On the flip side of this argument is the claim by some in the Taiwan that because that some citizens are racially linked with the citizens of other Pacific counties, Taiwan should pursue some sort of international framework. Supporters of this idea site both cultural and racial justifications for such an organization. “Specifically, the research hinted at a relationship with the Maori of New Zealand, the aborigines of Australia, the Highlanders of Papua New Guinea, and the Inuit and Tlingit of Canada. Despite its northern home, the latter community has demonstrably similar art forms to some Pacific groups and a genesis myth that suggests an origin from the western ocean.” President Chen even got into the spirit of the Pan-Austronesian Commonwealth when he expressed his desire to open the lines of communication with other Asia-Pacific countries, adding that the "go south" investment policy that the government is currently touting would further expand Taiwan's cooperation with other countries that share a common Austronesian ancestry. (TECO News)


In the current worldwide political climate, it should be apparent that modern, civilized, legitimate political organizations have certain things in common regardless of political ideologies. Political organizations should have democratically elected leaders and should be organized without regard to race or ethnicity. An example of this is the current struggle worldwide with including ethnic minorities into the fabric of society. Western democracies have recognized the problem of integrating minorities into society for approximately 200 years and have been struggling with this problem since then. The United States has tried, sometimes unsuccessfully, to provide economic opportunities and political representation for racial minorities. France is attempting to assimilate large numbers of devoutly religious and fecund Muslims into a secular society with otherwise declining birthrates. This problem of people with racial differences being incorporated into a political entity is certainly not an easy one.
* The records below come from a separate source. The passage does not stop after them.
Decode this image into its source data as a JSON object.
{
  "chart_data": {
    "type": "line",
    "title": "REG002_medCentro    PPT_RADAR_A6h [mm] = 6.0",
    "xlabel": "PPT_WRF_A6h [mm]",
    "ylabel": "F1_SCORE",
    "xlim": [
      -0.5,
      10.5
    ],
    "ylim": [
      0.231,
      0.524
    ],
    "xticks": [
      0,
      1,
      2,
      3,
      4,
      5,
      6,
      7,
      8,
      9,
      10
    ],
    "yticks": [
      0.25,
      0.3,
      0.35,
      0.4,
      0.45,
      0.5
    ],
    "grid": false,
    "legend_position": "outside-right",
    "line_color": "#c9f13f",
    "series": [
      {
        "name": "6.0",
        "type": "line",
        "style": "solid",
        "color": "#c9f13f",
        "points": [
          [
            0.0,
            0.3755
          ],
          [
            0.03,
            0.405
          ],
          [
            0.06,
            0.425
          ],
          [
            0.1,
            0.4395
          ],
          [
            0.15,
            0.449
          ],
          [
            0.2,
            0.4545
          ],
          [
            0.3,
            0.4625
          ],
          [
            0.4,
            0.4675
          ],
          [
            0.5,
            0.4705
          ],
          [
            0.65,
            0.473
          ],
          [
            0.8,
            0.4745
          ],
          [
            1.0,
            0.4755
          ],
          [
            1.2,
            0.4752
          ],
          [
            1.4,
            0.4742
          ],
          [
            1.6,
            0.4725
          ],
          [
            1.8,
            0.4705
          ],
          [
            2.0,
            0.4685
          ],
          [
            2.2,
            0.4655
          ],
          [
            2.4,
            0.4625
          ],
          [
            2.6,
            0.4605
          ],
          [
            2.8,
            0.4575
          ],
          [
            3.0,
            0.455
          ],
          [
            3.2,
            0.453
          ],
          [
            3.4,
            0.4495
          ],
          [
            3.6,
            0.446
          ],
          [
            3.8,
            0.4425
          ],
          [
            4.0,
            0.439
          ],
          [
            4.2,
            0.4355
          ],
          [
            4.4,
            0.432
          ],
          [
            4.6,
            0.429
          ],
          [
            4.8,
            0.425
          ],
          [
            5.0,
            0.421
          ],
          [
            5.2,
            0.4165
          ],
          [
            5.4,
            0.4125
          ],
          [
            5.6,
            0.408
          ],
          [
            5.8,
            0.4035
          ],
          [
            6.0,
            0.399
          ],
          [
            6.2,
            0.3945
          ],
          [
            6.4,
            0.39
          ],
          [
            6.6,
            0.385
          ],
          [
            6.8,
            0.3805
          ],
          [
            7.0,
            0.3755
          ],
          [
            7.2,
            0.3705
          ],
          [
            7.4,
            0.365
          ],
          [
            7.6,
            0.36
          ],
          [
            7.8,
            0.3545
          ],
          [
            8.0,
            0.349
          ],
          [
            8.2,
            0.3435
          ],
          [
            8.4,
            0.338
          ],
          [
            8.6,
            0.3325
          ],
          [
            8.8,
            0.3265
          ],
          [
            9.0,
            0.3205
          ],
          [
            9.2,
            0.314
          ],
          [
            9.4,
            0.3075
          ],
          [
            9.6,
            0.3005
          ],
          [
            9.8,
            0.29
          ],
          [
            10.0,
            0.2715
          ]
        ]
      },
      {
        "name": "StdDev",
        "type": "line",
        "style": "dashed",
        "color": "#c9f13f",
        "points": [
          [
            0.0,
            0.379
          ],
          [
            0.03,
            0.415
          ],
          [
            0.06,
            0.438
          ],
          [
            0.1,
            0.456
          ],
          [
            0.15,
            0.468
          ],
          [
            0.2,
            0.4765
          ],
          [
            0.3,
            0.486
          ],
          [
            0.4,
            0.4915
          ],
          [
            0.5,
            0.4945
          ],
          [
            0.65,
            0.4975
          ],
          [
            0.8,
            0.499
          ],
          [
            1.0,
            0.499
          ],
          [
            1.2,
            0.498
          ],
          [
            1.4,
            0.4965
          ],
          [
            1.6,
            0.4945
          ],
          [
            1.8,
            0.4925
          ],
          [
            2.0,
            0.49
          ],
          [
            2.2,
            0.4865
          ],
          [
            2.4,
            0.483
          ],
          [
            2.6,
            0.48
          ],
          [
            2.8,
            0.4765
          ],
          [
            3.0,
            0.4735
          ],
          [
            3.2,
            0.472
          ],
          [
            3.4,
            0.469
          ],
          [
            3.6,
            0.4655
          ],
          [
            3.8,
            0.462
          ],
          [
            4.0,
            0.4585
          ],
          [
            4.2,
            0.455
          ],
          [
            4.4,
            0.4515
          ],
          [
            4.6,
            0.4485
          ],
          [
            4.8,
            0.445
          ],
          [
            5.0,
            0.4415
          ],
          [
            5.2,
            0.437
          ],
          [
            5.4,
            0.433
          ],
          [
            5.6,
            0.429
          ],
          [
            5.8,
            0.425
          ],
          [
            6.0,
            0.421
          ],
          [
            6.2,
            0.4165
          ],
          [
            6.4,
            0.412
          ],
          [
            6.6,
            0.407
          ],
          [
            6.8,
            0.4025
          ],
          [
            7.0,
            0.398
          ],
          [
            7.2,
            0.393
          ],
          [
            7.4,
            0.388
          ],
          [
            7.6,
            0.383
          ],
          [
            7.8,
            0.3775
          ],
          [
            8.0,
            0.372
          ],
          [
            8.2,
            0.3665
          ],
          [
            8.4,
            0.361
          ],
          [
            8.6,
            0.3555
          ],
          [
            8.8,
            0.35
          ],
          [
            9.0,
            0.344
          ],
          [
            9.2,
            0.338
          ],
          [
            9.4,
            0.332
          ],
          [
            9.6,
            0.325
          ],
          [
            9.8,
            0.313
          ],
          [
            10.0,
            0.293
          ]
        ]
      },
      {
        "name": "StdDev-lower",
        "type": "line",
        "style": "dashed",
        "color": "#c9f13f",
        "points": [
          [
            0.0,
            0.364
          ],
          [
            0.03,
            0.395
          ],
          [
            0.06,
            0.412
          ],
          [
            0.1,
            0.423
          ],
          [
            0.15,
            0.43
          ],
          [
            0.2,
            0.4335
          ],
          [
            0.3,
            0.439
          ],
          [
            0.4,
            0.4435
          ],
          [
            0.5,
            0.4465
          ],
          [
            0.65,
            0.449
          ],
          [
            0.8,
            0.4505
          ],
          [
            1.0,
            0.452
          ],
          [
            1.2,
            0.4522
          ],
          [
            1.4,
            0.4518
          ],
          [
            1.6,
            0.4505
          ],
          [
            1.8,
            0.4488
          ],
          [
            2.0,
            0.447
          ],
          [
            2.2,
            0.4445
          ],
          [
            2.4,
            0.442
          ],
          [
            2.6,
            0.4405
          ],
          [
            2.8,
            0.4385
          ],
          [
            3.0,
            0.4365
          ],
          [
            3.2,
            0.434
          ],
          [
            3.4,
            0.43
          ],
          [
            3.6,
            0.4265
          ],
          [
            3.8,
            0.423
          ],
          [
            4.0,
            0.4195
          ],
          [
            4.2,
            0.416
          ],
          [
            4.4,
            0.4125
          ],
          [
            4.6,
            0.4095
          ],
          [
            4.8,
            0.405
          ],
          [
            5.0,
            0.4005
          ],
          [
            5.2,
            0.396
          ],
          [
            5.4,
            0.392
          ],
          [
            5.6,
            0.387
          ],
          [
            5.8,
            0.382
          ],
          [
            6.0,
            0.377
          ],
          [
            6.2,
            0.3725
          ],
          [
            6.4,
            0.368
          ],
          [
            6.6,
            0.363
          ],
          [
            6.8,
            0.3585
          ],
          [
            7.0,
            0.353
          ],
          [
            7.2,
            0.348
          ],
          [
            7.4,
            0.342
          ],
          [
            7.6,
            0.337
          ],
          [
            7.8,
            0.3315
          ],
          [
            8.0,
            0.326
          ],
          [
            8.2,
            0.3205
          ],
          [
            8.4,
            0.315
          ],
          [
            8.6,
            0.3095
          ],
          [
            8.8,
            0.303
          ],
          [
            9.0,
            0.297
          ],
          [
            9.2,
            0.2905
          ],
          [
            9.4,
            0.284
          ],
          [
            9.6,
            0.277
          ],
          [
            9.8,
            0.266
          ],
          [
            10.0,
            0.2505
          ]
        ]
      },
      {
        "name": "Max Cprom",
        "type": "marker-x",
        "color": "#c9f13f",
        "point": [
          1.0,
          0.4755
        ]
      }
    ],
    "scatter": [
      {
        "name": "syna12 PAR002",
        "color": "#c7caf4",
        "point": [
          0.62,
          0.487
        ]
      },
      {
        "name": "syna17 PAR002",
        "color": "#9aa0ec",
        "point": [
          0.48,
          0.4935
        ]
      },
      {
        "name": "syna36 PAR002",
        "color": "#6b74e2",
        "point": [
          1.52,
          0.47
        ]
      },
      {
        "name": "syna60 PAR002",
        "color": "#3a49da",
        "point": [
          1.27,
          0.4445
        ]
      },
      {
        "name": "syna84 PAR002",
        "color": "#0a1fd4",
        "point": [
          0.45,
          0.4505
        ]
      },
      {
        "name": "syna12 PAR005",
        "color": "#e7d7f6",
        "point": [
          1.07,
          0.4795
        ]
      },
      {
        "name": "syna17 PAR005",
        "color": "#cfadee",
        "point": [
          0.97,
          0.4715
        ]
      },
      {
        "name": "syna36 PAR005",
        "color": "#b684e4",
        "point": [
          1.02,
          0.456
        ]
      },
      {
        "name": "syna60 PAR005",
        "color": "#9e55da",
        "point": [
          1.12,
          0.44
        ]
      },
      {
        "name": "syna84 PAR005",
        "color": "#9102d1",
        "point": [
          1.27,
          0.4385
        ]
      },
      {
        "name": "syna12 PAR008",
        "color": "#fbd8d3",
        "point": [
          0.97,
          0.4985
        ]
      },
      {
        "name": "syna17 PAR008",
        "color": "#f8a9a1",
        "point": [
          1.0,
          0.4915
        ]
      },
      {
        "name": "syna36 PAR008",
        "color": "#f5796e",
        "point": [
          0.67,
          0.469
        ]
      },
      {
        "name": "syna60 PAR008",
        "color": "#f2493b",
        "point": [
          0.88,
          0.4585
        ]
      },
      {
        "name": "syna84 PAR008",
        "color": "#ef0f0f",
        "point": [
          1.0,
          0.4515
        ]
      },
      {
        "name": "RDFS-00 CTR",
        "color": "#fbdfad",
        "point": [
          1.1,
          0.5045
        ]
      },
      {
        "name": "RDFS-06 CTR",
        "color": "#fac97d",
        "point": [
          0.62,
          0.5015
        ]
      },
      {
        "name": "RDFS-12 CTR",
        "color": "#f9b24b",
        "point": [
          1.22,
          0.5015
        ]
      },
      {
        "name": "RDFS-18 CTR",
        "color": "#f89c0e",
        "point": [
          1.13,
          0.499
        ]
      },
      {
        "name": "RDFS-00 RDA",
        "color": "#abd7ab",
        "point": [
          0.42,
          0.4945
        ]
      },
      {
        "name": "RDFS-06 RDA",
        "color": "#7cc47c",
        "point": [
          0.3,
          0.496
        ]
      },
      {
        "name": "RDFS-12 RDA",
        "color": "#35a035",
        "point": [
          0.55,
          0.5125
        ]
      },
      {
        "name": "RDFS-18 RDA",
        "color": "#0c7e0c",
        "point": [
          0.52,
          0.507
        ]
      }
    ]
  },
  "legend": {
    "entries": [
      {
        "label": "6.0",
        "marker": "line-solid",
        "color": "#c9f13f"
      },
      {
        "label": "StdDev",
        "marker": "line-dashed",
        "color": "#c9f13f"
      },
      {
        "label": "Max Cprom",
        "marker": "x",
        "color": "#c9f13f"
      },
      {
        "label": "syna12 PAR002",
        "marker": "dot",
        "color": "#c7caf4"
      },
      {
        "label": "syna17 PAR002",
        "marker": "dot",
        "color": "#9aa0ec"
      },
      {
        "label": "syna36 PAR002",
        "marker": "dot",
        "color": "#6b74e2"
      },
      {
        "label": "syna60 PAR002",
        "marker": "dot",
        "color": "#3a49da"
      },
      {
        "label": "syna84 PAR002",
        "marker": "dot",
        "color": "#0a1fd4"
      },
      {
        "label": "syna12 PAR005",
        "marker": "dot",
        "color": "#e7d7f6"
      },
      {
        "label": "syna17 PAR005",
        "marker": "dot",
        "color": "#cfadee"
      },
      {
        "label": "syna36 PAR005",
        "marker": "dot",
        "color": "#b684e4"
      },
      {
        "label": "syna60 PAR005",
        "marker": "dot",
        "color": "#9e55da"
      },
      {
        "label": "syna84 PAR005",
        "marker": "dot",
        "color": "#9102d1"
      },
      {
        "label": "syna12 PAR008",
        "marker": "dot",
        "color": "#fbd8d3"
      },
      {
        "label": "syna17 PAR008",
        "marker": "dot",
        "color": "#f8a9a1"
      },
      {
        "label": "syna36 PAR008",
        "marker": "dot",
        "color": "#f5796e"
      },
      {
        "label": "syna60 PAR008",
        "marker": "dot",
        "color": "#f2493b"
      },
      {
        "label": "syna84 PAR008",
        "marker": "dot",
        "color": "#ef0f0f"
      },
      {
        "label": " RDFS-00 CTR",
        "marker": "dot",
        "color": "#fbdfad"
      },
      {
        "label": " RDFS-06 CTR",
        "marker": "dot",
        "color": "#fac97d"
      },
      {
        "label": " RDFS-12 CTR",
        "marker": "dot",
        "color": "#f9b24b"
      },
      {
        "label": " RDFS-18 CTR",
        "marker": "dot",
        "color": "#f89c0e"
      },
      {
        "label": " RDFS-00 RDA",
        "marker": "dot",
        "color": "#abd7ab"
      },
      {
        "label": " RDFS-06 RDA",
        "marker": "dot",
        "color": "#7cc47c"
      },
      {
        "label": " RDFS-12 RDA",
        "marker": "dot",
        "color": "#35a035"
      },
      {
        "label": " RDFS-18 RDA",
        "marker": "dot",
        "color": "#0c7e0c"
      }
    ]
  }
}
Now, Taiwan is faced with a similar problem. China, no bastion of liberal democracy, has unsurprisingly opted to accentuate ethnic and racial identity to solidify the hold of the Communist party on the power of government. To counter the formidable power of the Communists, there is a temptation on the part of some in Taiwan to grasp at anything that might counter the diplomatic isolation the ROC faces. However, it would be particularly misguided to emulate China and attempt to use race and ethnicity to solidify Taiwan’s place in the world. A more courageous path, but one more in keeping with the general worldwide political trends is to establish criteria for citizenship and membership in political organizations that is divorced from ethnicity. With the passing of the Nazis, it should be considered anathema to organize politically on racial lines. Let us study the Aborigines and their migration into the Pacific for what it is, an interesting period of conflict and human courage.